Y a la vez, como amante del arte, aprecia y estima Juan Jerez las expresiones artísticas más diversas procedentes de cualquier país del mundo.
De la misma manera, el “aristócrata” romántico y humanista es consciente de los males de que padece el país real en una sociedad marcada por profundas injusticas. De joven, no vacila en participar en manifestaciones estudiantiles por la libertad, la justicia y la democracia y como consecuencia de ello estuvo a punto de morir. A través de una evocación del pasado de Juan Jerez, destaca el narrador el papel protagónico de los estudiantes como fuerza social capaz de resistir al viejo orden autoritario y represivo tanto a nivel nacional como universitario en el que sigue imperando el conservadurismo académico:
“Los estudiantes son el baluarte de la Libertad, y su ejército más firme. Las universidades parecen inútiles, pero de allí salen los mártires y los apóstoles. Y en aquella ciudad ¿quién no sabía que cuando había una libertad en peligro, un periódico en amenaza, una urna de sufragio en riesgo, los estudiantes se reunían, vestidos como para fiesta, y descubiertas las cabezas y cogidos del brazo, se iban por las calles pidiendo justicia; o daban tinta a las prensas en un sótano, e imprimían lo que no podían decir; se reunían en la antigua Alameda, cuando en las cátedras querían quebrarles los maestros el decoro, y de un tronco hacían silla para el mejor de entre ellos, que nombraban catedrático, y al amor de los árboles, por entre cuyas ramas parecía el cielo como un sutil bordado, sentado sobre los libros decía con gran entusiasmo sus lecciones; o en silencio, y desafiando la muerte, pálidos como ángeles, juntos como hermanos, entraban por la calle que iba a la casa pública en que habían de depositar sus votos, una vez que el Gobierno no quería que votaran más que sus secuaces, y fueron cayendo uno a uno, sin echarse atrás, los unos sobre los otros, atravesados pechos y cabezas por las balas, que en descargas nutridas desataban sobre ellos los soldados. Aquel día quedó en salvo por maravilla Juan Jerez, porque un tío de Pedro Real desvió el fusil de un soldado que le apuntaba”.

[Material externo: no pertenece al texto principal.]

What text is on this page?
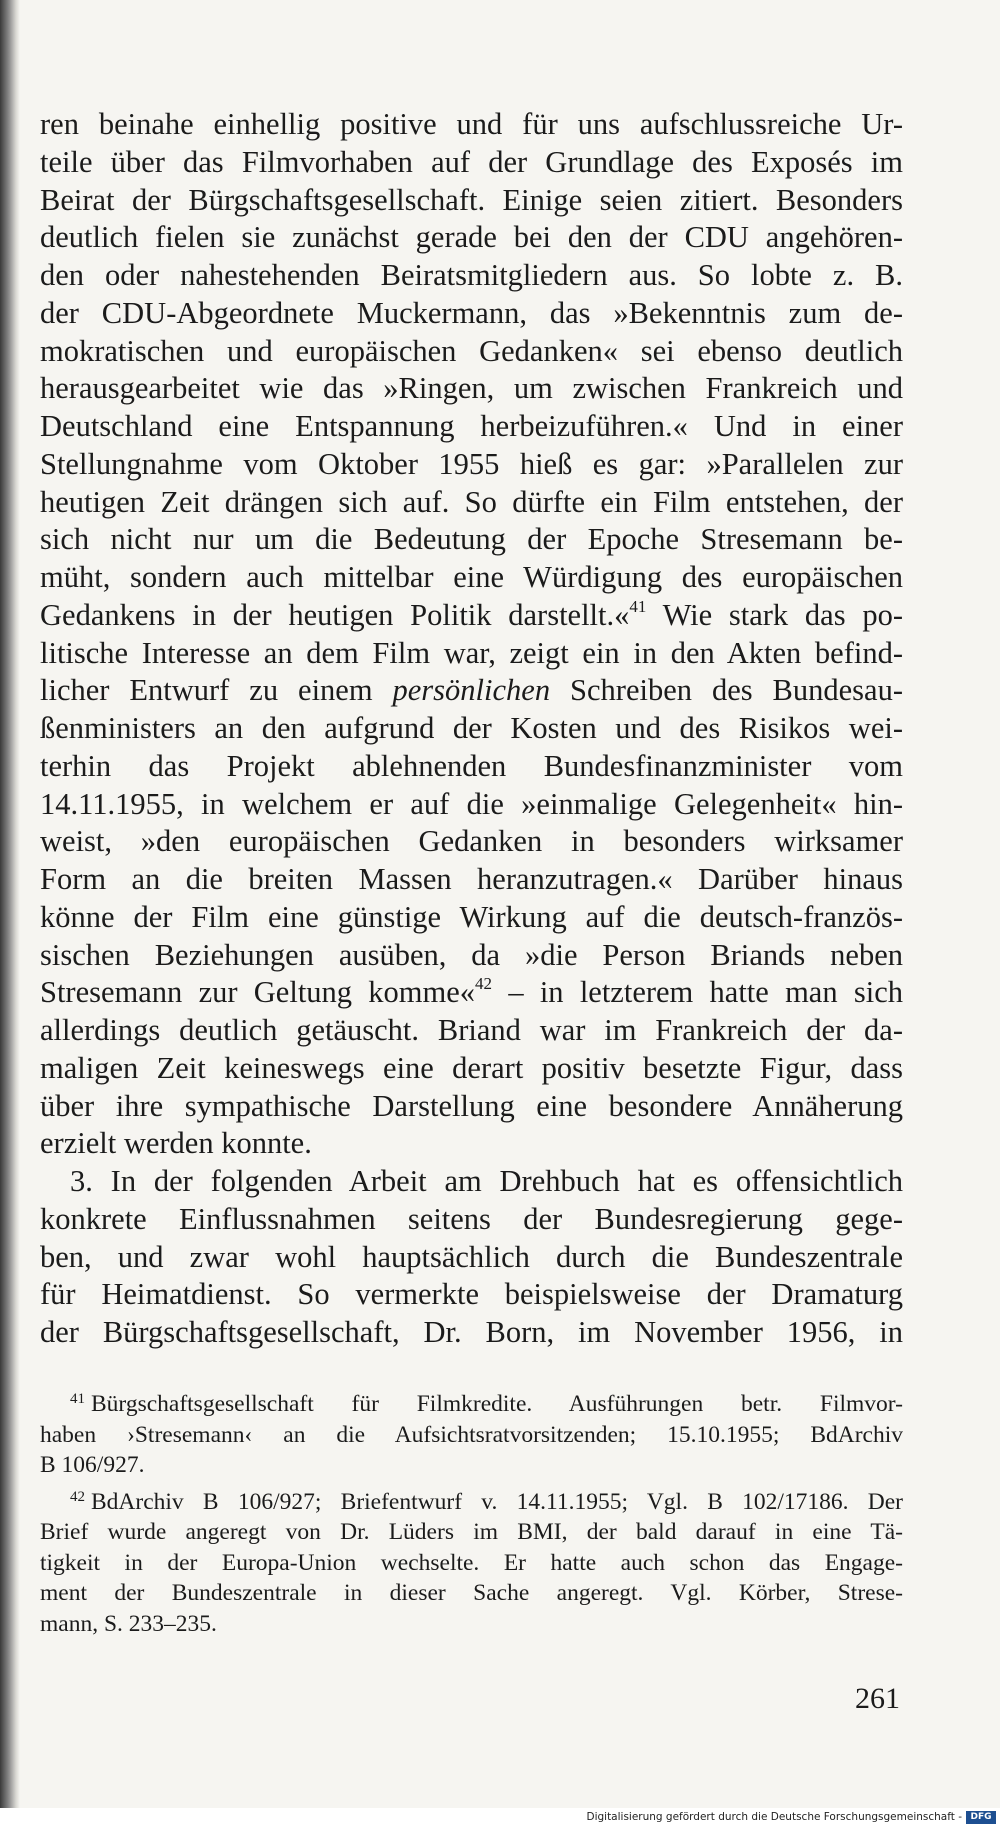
ren beinahe einhellig positive und für uns aufschlussreiche Ur-
teile über das Filmvorhaben auf der Grundlage des Exposés im
Beirat der Bürgschaftsgesellschaft. Einige seien zitiert. Besonders
deutlich fielen sie zunächst gerade bei den der CDU angehören-
den oder nahestehenden Beiratsmitgliedern aus. So lobte z. B.
der CDU-Abgeordnete Muckermann, das »Bekenntnis zum de-
mokratischen und europäischen Gedanken« sei ebenso deutlich
herausgearbeitet wie das »Ringen, um zwischen Frankreich und
Deutschland eine Entspannung herbeizuführen.« Und in einer
Stellungnahme vom Oktober 1955 hieß es gar: »Parallelen zur
heutigen Zeit drängen sich auf. So dürfte ein Film entstehen, der
sich nicht nur um die Bedeutung der Epoche Stresemann be-
müht, sondern auch mittelbar eine Würdigung des europäischen
Gedankens in der heutigen Politik darstellt.«$^{41}$ Wie stark das po-
litische Interesse an dem Film war, zeigt ein in den Akten befind-
licher Entwurf zu einem persönlichen Schreiben des Bundesau-
ßenministers an den aufgrund der Kosten und des Risikos wei-
terhin das Projekt ablehnenden Bundesfinanzminister vom
14.11.1955, in welchem er auf die »einmalige Gelegenheit« hin-
weist, »den europäischen Gedanken in besonders wirksamer
Form an die breiten Massen heranzutragen.« Darüber hinaus
könne der Film eine günstige Wirkung auf die deutsch-französ-
sischen Beziehungen ausüben, da »die Person Briands neben
Stresemann zur Geltung komme«$^{42}$ – in letzterem hatte man sich
allerdings deutlich getäuscht. Briand war im Frankreich der da-
maligen Zeit keineswegs eine derart positiv besetzte Figur, dass
über ihre sympathische Darstellung eine besondere Annäherung
erzielt werden konnte.
3. In der folgenden Arbeit am Drehbuch hat es offensichtlich
konkrete Einflussnahmen seitens der Bundesregierung gege-
ben, und zwar wohl hauptsächlich durch die Bundeszentrale
für Heimatdienst. So vermerkte beispielsweise der Dramaturg
der Bürgschaftsgesellschaft, Dr. Born, im November 1956, in
$^{41}$ Bürgschaftsgesellschaft für Filmkredite. Ausführungen betr. Filmvor-
haben ›Stresemann‹ an die Aufsichtsratvorsitzenden; 15.10.1955; BdArchiv
B 106/927.
$^{42}$ BdArchiv B 106/927; Briefentwurf v. 14.11.1955; Vgl. B 102/17186. Der
Brief wurde angeregt von Dr. Lüders im BMI, der bald darauf in eine Tä-
tigkeit in der Europa-Union wechselte. Er hatte auch schon das Engage-
ment der Bundeszentrale in dieser Sache angeregt. Vgl. Körber, Strese-
mann, S. 233–235.
261
Digitalisierung gefördert durch die Deutsche Forschungsgemeinschaft - DFG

Siguiendo los pasos de su padre, Juan Jerez se titula de abogado y a fuerza de voluntad y trabajo, consigue cierto éxito profesional. Sin embargo, no se siente atraído por el oficio y juzga más meritorio dedicar parte de su tiempo luchando contra la injusticia social: “veía en las desigualdades de la fortuna, en la miseria de los infelices, objeto más digno que las controversias forenses”. Por ejemplo, defiende la causa de los pueblos indios a quienes se les quiere robar sus títulos de propiedad.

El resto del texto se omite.